Apart from the corticospinal tract or cerebral cortex, the reticulospinal tract is a candidate for the modulation of motor neuron excitability. In the literature, the primate reticulospinal tract is usually considered to control proximal and axial muscles and is involved mainly in gross movements, such as locomotion, reaching, and posture45. The reticular formation of the brain stem processing sensory input and guiding motor output is hypothesised to be responsible for APA. During voluntary movements, because the central motor command activates the spinal motor neuron and the neural circuits in the brain stem concomitantly, the increased M1 excitability by the voluntary drive of dart throwing may activate the spinal motoneuron pool of the TA muscle directly through the corticospinal tract and indirectly through the corticoreticular tract.
Limitations
The present study has some limitations that should be acknowledged. First, no control condition (without instruction of attentional focus) was adopted in the present study.
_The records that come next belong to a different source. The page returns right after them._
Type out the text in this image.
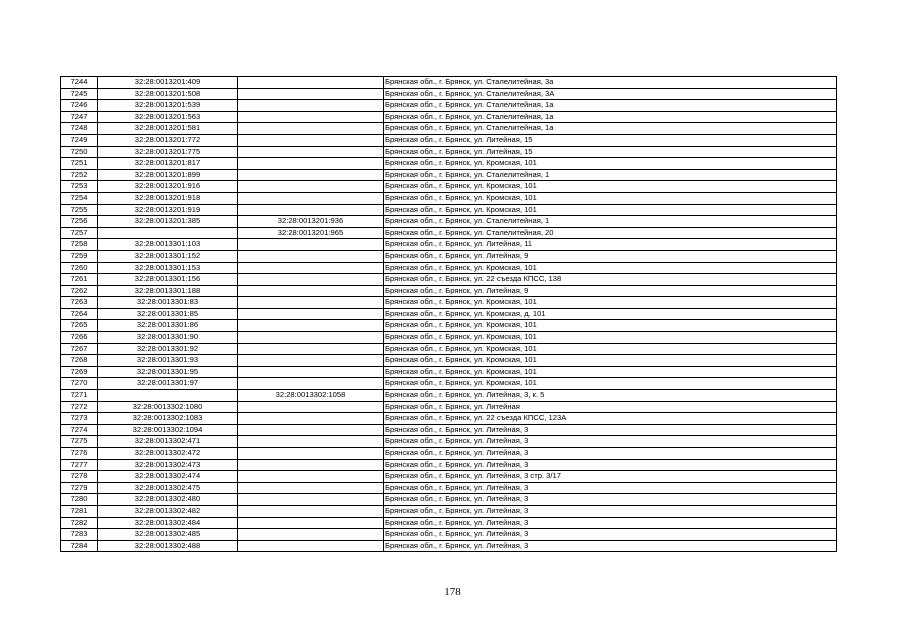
7244	32:28:0013201:409		Брянская обл., г. Брянск, ул. Сталелитейная, 3а
7245	32:28:0013201:508		Брянская обл., г. Брянск, ул. Сталелитейная, 3А
7246	32:28:0013201:539		Брянская обл., г. Брянск, ул. Сталелитейная, 1а
7247	32:28:0013201:563		Брянская обл., г. Брянск, ул. Сталелитейная, 1а
7248	32:28:0013201:581		Брянская обл., г. Брянск, ул. Сталелитейная, 1а
7249	32:28:0013201:772		Брянская обл., г. Брянск, ул. Литейная, 15
7250	32:28:0013201:775		Брянская обл., г. Брянск, ул. Литейная, 15
7251	32:28:0013201:817		Брянская обл., г. Брянск, ул. Кромская, 101
7252	32:28:0013201:899		Брянская обл., г. Брянск, ул. Сталелитейная, 1
7253	32:28:0013201:916		Брянская обл., г. Брянск, ул. Кромская, 101
7254	32:28:0013201:918		Брянская обл., г. Брянск, ул. Кромская, 101
7255	32:28:0013201:919		Брянская обл., г. Брянск, ул. Кромская, 101
7256	32:28:0013201:385	32:28:0013201:936	Брянская обл., г. Брянск, ул. Сталелитейная, 1
7257		32:28:0013201:965	Брянская обл., г. Брянск, ул. Сталелитейная, 20
7258	32:28:0013301:103		Брянская обл., г. Брянск, ул. Литейная, 11
7259	32:28:0013301:152		Брянская обл., г. Брянск, ул. Литейная, 9
7260	32:28:0013301:153		Брянская обл., г. Брянск, ул. Кромская, 101
7261	32:28:0013301:156		Брянская обл., г. Брянск, ул. 22 съезда КПСС, 138
7262	32:28:0013301:188		Брянская обл., г. Брянск, ул. Литейная, 9
7263	32:28:0013301:83		Брянская обл., г. Брянск, ул. Кромская, 101
7264	32:28:0013301:85		Брянская обл., г. Брянск, ул. Кромская, д. 101
7265	32:28:0013301:86		Брянская обл., г. Брянск, ул. Кромская, 101
7266	32:28:0013301:90		Брянская обл., г. Брянск, ул. Кромская, 101
7267	32:28:0013301:92		Брянская обл., г. Брянск, ул. Кромская, 101
7268	32:28:0013301:93		Брянская обл., г. Брянск, ул. Кромская, 101
7269	32:28:0013301:95		Брянская обл., г. Брянск, ул. Кромская, 101
7270	32:28:0013301:97		Брянская обл., г. Брянск, ул. Кромская, 101
7271		32:28:0013302:1058	Брянская обл., г. Брянск, ул. Литейная, 3, к. 5
7272	32:28:0013302:1080		Брянская обл., г. Брянск, ул. Литейная
7273	32:28:0013302:1083		Брянская обл., г. Брянск, ул. 22 съезда КПСС, 123А
7274	32:28:0013302:1094		Брянская обл., г. Брянск, ул. Литейная, 3
7275	32:28:0013302:471		Брянская обл., г. Брянск, ул. Литейная, 3
7276	32:28:0013302:472		Брянская обл., г. Брянск, ул. Литейная, 3
7277	32:28:0013302:473		Брянская обл., г. Брянск, ул. Литейная, 3
7278	32:28:0013302:474		Брянская обл., г. Брянск, ул. Литейная, 3 стр. 3/17
7279	32:28:0013302:475		Брянская обл., г. Брянск, ул. Литейная, 3
7280	32:28:0013302:480		Брянская обл., г. Брянск, ул. Литейная, 3
7281	32:28:0013302:482		Брянская обл., г. Брянск, ул. Литейная, 3
7282	32:28:0013302:484		Брянская обл., г. Брянск, ул. Литейная, 3
7283	32:28:0013302:485		Брянская обл., г. Брянск, ул. Литейная, 3
7284	32:28:0013302:488		Брянская обл., г. Брянск, ул. Литейная, 3
178
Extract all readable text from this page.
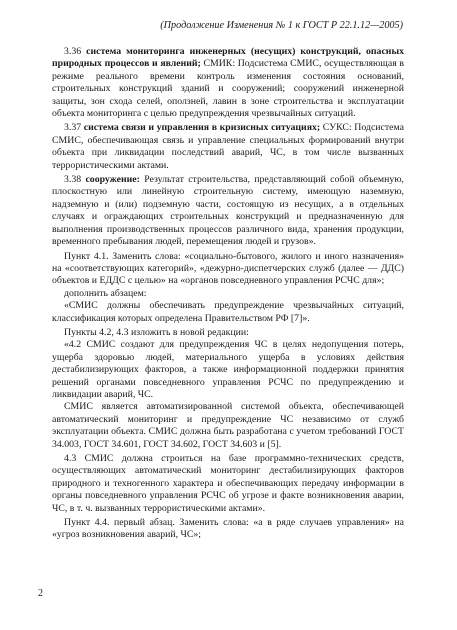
(Продолжение Изменения № 1 к ГОСТ Р 22.1.12—2005)

3.36 система мониторинга инженерных (несущих) конструкций, опасных природных процессов и явлений; СМИК: Подсистема СМИС, осуществляющая в режиме реального времени контроль изменения состояния оснований, строительных конструкций зданий и сооружений; сооружений инженерной защиты, зон схода селей, оползней, лавин в зоне строительства и эксплуатации объекта мониторинга с целью предупреждения чрезвычайных ситуаций.

3.37 система связи и управления в кризисных ситуациях; СУКС: Подсистема СМИС, обеспечивающая связь и управление специальных формирований внутри объекта при ликвидации последствий аварий, ЧС, в том числе вызванных террористическими актами.

3.38 сооружение: Результат строительства, представляющий собой объемную, плоскостную или линейную строительную систему, имеющую наземную, надземную и (или) подземную части, состоящую из несущих, а в отдельных случаях и ограждающих строительных конструкций и предназначенную для выполнения производственных процессов различного вида, хранения продукции, временного пребывания людей, перемещения людей и грузов».

Пункт 4.1. Заменить слова: «социально-бытового, жилого и иного назначения» на «соответствующих категорий», «дежурно-диспетчерских служб (далее — ДДС) объектов и ЕДДС с целью» на «органов повседневного управления РСЧС для»;

дополнить абзацем:

«СМИС должны обеспечивать предупреждение чрезвычайных ситуаций, классификация которых определена Правительством РФ [7]».

Пункты 4.2, 4.3 изложить в новой редакции:

«4.2 СМИС создают для предупреждения ЧС в целях недопущения потерь, ущерба здоровью людей, материального ущерба в условиях действия дестабилизирующих факторов, а также информационной поддержки принятия решений органами повседневного управления РСЧС по предупреждению и ликвидации аварий, ЧС.

СМИС является автоматизированной системой объекта, обеспечивающей автоматический мониторинг и предупреждение ЧС независимо от служб эксплуатации объекта. СМИС должна быть разработана с учетом требований ГОСТ 34.003, ГОСТ 34.601, ГОСТ 34.602, ГОСТ 34.603 и [5].

4.3 СМИС должна строиться на базе программно-технических средств, осуществляющих автоматический мониторинг дестабилизирующих факторов природного и техногенного характера и обеспечивающих передачу информации в органы повседневного управления РСЧС об угрозе и факте возникновения аварии, ЧС, в т. ч. вызванных террористическими актами».

Пункт 4.4. первый абзац. Заменить слова: «а в ряде случаев управления» на «угроз возникновения аварий, ЧС»;

2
Our recent study29 has suggested that it was difficult to make a neutral focus condition, because the participants paid attention with the motor task either on the movement outcome and external environment (EF) or their own body and movement (IF) consciously or unconsciously. To elucidate whether the corticospinal excitability is modulated differentially by EF and IF, we adopted the EF and IF conditions in order to distinguish the attentional focus condition clearly in the present study. Second, the motor performance involving kinematic and EMG profiles during dart throwing was measured in a separate protocol without TMS to precisely determine the behavioural difference between the EF and IF conditions. TMS using the double cone coil would affect the following motor performance because the stimulation would spread in the M1 and induce muscle activation in other trunk and/or upper limb muscles apart from the TA and SOL muscles. Third, it was difficult to precisely clarify the temporal changes in corticospinal excitability in the SOL muscle because TMS was applied over the motor hotspot of the TA muscle and stimulus timings were determined by the TA muscle onset. According to our results, the corticospinal excitability of the SOL muscle remained unchanged immediately before TA muscle onset, whereas that of the TA muscle increased. Finally, because the cortical and spinal excitability were not measured separately, it was difficult to identify the origin responsible for our results. According to our results and previous studies16,17,21,26, it is likely that differential modulations of the corticospinal excitability between the EF and IF conditions in APA are originated from the excitability changes at the cortical level. Further studies are required to clarify this.